BÄK-Präsident Hoppe zu den Gründen von Ärzteflucht und Burn-Out anlässlich des Deutschen Kongresses für Orthopädie und Unfallchirurgie in Berlin
„Der enorme Kostendruck und infolgedessen eine unmenschliche Arbeitsverdichtung machen immer mehr Ärzte krank. Zwar versuchen sie Rationierung zu kompensieren, um ihren Patienten das eigentlich nicht mehr Machbare doch noch zu ermöglichen, aber die fortwährende Arbeit am Limit geht auf die Knochen. Der Begriff Berufsunzufriedenheit ist da eher Schönmalerei. Nicht wenige ältere Kollegen sehnen einen frühen Ruhestand herbei, jüngere Kollegen überlegen sich zweimal, ob sie tatsächlich unter diesen Bedingungen ärztlich tätig werden wollen. Wenn wir die Versorgung der Patienten nicht dauerhaft zwischen Burn-Out und Ärzteflucht improvisieren wollen, müssen wir an die Wurzel des Übels, die staatlich verschleierte heimliche Rationierung“, forderte Prof. Hoppe heute vor dem größten europäischen Kongress der Orthopäden und Unfallchirurgen in Berlin.

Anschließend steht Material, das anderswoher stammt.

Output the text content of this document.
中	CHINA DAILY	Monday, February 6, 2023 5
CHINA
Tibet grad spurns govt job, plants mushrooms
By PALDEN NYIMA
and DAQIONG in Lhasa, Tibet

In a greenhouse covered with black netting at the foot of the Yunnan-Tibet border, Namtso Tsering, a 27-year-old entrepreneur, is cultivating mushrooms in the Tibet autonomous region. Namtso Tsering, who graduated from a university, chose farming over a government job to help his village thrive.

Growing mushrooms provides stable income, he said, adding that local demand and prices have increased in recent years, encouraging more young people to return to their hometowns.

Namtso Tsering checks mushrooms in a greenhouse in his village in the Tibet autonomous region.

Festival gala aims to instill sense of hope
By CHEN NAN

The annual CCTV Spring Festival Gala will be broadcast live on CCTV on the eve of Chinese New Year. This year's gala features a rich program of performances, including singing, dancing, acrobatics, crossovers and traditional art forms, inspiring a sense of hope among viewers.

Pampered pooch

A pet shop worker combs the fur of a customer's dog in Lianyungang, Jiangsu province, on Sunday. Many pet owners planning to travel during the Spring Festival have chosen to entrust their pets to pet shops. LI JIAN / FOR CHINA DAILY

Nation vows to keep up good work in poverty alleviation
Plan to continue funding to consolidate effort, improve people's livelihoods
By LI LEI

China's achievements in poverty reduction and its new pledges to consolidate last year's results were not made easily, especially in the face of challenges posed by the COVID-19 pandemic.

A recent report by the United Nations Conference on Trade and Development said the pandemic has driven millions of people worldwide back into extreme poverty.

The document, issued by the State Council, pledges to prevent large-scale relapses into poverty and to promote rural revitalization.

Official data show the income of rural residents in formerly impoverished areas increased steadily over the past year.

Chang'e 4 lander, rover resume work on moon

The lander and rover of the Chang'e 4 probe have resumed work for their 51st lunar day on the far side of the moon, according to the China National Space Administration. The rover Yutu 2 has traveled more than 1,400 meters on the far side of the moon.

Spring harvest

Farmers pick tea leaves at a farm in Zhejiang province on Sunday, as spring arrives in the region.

Ärzte seien individual-ethisch eingestellt, sie behandelten Individuen, kein Versichertenkollektiv, so Hoppe. Ärzte seien Heiler und Helfer, und keine Allokationsjoungleure. „Wenn der Beruf Arzt weiterhin eine Berufung bleiben soll, dann dürfen wir es nicht zu lassen, dass Heilen krank macht“. Gerade deshalb sei es so wichtig, dass der Kongress die „Ärztegesundheit“, Ursachen und Folgen physischer und psychischer Erkrankungen bei Ärzten, zu einem zentralen Thema gemacht hat. Das sei nicht nur ein wichtiger Beitrag für eine zukunftsweisende Gesundheitspolitik, sondern mache auch den Betroffenen Hoffnung.